Der Stuhl hat pro Seite ca. 12 cm Hub, davon verwende ich in der Regel jedoch höchstens 6 cm, um eine schnelle Reaktionszeit des Stuhls zu erreichen. Außerdem werden die Bewegungen sonst auch schnell sehr zu extrem – Ziel war es ja ein Immersives Fahrgefühl zu erleben und kein Kirmes-Fahrgschäfft.

Die Gesamtkosten aller in diesem Artikel beschriebenen Maßnahmen, belaufen sich, inklusive dem neuen Sitz, Gurten etc. auf ca. 900 Euro. Wobei die Motoren und der Motortreiber den größten Teil davon ausmachen.
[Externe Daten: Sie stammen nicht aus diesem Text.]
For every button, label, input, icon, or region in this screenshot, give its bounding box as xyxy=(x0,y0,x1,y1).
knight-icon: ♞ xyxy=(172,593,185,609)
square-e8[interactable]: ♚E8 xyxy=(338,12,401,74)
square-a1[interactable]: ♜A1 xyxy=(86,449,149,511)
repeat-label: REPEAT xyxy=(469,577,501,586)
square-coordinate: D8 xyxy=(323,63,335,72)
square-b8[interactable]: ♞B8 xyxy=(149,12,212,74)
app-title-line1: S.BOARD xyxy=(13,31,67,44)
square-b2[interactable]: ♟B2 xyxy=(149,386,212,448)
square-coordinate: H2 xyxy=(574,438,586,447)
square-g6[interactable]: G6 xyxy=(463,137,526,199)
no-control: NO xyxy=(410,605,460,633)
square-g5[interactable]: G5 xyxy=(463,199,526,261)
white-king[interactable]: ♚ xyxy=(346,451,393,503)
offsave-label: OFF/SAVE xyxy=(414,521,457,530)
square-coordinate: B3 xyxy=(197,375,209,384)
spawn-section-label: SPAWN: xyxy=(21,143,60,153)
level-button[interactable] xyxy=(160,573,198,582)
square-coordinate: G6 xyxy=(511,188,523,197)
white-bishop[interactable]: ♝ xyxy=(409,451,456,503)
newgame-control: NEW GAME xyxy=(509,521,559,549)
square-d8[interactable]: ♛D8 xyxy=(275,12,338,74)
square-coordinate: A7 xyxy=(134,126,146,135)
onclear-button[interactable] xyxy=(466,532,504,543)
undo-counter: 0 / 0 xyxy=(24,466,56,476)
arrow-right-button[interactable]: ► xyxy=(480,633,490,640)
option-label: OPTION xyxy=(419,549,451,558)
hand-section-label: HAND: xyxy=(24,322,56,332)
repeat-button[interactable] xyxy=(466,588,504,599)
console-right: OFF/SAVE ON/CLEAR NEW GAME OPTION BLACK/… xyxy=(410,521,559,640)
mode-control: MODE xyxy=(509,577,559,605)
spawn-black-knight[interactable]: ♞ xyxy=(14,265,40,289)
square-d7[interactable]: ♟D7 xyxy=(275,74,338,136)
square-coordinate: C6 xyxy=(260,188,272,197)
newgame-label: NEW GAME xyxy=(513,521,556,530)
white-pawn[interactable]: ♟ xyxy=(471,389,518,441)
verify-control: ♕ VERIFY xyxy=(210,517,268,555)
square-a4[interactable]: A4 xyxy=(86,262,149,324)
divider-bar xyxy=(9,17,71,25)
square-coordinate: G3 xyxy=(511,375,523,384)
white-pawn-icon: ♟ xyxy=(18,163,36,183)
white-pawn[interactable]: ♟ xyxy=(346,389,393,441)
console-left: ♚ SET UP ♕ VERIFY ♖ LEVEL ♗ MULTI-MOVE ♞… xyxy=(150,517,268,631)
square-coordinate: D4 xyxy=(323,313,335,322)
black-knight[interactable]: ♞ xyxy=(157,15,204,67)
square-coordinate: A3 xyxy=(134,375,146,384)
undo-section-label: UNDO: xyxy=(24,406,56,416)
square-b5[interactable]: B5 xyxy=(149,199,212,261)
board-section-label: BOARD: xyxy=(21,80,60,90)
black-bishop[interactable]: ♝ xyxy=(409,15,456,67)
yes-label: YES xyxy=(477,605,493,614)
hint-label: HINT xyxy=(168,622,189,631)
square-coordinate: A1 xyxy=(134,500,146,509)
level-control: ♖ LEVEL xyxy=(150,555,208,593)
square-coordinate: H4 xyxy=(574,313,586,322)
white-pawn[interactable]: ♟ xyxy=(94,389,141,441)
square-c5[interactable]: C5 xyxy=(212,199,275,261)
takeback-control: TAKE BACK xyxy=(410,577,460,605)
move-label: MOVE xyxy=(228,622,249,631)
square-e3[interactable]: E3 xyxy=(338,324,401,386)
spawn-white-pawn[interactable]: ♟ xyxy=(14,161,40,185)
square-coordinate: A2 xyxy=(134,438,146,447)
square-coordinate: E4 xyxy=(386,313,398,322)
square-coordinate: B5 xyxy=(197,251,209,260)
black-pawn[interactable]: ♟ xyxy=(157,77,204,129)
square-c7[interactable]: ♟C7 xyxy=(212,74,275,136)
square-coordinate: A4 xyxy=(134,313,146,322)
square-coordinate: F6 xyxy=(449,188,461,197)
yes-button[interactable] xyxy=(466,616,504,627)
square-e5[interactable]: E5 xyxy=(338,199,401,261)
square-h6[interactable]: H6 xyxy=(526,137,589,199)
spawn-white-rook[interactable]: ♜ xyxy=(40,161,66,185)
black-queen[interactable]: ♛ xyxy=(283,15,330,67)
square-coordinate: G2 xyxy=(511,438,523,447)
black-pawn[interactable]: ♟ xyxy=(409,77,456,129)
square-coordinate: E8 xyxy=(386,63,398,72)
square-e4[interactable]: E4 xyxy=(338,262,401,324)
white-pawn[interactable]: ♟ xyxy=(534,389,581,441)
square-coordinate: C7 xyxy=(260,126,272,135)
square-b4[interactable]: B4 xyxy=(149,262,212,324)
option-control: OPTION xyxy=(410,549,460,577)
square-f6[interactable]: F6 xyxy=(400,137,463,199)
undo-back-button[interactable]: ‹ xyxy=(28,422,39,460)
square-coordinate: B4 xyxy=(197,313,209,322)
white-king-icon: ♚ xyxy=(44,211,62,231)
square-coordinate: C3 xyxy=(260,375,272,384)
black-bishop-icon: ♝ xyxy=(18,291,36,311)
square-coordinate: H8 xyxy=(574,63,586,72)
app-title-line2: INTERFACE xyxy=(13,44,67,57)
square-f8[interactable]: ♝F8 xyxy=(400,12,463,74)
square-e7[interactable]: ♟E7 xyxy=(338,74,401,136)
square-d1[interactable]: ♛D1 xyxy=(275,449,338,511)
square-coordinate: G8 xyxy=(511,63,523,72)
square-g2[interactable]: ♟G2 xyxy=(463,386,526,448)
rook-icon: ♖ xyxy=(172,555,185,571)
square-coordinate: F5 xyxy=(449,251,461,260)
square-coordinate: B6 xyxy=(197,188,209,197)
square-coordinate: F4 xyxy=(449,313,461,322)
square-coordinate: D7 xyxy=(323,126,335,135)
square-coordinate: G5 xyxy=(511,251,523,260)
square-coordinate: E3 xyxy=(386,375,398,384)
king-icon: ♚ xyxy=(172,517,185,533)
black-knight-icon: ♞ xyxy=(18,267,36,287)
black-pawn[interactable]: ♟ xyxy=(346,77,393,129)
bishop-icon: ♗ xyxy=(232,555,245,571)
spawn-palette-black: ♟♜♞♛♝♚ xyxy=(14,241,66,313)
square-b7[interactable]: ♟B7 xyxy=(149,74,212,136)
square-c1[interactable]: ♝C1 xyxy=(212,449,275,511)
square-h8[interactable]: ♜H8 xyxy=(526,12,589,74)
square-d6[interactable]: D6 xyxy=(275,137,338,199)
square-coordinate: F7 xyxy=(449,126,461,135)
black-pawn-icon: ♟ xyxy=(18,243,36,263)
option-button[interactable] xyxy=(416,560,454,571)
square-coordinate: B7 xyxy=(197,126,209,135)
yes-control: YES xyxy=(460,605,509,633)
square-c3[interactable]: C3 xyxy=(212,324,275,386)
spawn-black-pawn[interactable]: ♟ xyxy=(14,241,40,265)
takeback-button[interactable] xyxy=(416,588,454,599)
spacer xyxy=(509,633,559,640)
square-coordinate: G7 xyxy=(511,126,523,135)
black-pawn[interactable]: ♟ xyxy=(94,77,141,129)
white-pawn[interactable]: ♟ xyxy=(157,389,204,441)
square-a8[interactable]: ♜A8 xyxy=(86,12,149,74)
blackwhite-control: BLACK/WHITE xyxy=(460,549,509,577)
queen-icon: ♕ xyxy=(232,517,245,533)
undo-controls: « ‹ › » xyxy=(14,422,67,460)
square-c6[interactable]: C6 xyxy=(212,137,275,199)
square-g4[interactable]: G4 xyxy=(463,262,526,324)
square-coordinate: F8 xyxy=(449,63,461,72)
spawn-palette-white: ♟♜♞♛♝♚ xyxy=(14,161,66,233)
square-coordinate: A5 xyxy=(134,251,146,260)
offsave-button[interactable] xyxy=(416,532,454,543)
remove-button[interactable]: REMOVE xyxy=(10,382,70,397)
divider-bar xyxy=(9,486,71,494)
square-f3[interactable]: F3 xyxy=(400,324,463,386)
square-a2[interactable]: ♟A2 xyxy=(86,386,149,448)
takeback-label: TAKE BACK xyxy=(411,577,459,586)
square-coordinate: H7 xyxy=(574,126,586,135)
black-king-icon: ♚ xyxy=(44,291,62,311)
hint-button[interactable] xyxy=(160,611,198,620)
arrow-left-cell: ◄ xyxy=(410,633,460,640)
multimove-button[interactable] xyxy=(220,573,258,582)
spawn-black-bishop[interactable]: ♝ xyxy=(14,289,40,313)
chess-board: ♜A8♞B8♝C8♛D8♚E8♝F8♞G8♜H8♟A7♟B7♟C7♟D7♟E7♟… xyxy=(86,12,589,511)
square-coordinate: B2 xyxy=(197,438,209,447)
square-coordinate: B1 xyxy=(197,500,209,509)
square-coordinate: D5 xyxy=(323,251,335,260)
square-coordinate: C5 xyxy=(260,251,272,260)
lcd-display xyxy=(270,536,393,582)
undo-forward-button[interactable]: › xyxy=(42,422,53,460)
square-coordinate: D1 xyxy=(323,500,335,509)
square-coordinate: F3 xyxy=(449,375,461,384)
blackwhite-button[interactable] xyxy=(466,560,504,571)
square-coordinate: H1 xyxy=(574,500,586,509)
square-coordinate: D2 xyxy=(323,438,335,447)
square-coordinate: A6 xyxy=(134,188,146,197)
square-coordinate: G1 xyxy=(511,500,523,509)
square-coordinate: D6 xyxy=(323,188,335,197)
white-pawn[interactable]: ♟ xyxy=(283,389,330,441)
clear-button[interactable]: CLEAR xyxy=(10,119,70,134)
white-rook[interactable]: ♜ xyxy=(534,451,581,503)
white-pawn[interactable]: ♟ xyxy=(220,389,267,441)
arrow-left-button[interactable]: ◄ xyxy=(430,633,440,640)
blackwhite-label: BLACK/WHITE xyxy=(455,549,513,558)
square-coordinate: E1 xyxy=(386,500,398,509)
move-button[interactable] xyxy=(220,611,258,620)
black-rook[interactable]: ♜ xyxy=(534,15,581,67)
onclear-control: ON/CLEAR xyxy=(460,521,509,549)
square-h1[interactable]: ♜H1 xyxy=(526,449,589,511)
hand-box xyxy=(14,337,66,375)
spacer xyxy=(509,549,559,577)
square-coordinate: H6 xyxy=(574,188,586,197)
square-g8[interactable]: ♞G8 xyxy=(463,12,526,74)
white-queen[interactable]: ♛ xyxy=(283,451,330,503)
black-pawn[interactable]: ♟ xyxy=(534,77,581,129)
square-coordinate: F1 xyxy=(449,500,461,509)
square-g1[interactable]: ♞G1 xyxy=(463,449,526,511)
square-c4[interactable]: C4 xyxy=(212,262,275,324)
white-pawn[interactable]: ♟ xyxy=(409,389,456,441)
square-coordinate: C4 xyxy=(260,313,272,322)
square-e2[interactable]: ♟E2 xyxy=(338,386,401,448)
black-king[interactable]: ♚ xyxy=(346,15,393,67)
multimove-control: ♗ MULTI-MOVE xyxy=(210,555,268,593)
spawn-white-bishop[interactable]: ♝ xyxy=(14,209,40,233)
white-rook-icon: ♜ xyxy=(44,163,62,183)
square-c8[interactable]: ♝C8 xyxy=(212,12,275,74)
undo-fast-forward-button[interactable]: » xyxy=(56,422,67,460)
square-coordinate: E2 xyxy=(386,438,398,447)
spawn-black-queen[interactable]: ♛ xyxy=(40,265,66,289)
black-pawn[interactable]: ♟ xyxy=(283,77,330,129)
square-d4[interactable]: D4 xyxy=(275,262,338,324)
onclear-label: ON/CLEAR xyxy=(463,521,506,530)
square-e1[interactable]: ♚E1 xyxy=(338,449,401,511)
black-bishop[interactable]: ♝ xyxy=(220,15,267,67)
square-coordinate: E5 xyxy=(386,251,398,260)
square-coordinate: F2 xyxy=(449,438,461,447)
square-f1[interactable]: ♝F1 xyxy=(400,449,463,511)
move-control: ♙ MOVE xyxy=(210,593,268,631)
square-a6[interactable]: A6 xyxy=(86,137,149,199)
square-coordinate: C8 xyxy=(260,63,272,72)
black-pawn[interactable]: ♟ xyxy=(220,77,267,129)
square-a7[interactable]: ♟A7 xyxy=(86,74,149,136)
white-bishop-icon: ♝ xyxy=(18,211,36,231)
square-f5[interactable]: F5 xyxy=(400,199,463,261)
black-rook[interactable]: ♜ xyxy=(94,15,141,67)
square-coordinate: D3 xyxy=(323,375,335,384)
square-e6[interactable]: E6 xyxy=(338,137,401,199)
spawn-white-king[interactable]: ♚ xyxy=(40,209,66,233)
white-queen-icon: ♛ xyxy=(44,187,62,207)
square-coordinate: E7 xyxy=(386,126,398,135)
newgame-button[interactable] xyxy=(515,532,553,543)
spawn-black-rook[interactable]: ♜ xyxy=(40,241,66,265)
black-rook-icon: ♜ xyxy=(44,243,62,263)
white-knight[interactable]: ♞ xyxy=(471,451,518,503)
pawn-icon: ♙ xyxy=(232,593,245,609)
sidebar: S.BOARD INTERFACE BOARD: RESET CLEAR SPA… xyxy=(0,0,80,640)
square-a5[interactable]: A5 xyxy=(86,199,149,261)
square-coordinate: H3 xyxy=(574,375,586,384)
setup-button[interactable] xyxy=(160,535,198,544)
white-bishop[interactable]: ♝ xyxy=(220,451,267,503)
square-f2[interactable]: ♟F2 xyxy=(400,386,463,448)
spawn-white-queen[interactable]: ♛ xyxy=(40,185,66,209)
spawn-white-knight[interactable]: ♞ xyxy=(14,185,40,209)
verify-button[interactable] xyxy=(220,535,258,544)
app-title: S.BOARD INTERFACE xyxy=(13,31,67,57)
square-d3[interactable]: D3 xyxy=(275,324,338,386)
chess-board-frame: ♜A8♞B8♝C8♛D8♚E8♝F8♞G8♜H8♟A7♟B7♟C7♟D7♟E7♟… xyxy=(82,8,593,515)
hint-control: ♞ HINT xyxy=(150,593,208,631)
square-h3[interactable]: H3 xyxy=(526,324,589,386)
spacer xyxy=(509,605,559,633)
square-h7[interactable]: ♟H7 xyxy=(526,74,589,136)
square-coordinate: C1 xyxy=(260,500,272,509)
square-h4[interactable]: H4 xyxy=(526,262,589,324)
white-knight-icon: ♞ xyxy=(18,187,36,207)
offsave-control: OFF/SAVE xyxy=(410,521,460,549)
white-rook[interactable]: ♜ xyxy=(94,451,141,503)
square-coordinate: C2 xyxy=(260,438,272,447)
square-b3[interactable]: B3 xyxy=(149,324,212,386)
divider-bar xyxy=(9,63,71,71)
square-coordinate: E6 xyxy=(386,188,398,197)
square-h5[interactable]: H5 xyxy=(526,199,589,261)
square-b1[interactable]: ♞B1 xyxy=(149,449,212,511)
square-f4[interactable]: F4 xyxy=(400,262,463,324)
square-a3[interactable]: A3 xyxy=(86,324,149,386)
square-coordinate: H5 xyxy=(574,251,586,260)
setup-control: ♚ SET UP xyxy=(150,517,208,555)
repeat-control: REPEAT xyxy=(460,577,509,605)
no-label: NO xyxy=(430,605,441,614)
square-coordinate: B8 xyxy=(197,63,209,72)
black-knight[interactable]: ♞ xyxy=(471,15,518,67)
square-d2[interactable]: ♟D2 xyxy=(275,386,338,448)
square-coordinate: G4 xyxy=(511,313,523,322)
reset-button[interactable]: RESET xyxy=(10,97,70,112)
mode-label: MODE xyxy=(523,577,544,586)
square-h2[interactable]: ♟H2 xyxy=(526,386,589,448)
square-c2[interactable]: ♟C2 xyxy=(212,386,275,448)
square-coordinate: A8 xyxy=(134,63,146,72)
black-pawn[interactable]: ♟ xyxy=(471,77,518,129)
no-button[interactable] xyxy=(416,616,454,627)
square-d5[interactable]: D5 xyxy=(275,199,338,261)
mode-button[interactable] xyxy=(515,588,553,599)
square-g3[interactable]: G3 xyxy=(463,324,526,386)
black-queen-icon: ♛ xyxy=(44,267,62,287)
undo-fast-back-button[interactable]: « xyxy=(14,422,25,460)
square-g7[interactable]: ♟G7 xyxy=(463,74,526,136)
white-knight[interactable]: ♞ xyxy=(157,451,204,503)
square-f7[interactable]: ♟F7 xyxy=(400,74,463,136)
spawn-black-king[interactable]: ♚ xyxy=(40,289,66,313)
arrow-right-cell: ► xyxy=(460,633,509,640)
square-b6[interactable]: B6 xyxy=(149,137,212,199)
Falls du Fragen hast, kann du sie gerne im Kommentar Bereich unten stellen.

Linksammlung

Falls dich das Thema noch weiter interessiert habe ich hier einige Quellen für gesammelt, die ich für meinen Bau verwendet habe:

  • XSimulator.net – Online Community für DIY Motion Sims
  • Simukit.com – Belgischer Online Shop, der verschiedene Kits verkauft, sodass man sich Motoren, Kurbel und Motortreiber nicht gesondert zusammensuchen muss
  • Russian4x4.de – Meine Quelle für das Kreuzgelenk mit zwei Flansch-Seiten. Kardangelenke bei aktuellen Autos, haben häufig eine Flansch-Seite und eine Stange auf der anderen Seite
  • pcshm-simulateurs-homemade.clicforum.com – Ähnlich wie XSimulator.net, aber kleiner (viel) kleiner und auf Französisch. Hier werden jedoch gute Arduino Codes für DIY-Projekte Motion Sims geteilt
  • Simtools.us – Die, meiner Recherche nach, derzeit beste und einfachste Software um eine Motion-Platform mit einer Vielzahl von Spielen zu betreiben. Mit der Lizenz erhält man allerdings nur Zugriff zur Software, die zahlreichen Spiele Plugins werden von der Community erstellt und müssen mit einem Premium Foren Account nochmal bezahlt werden (Es ist jedoch möglich sich Foren-Punkte durch Aktivität zu im Forum zu verdienen, sodass der Premium Account optional sein kann).
  • SimRacingStudio.com – Für die Bass-Shaker benutze ich immer noch SimRacingStudio, da es besser und leichter ist als das „SimVibe“-Addon für SimTools.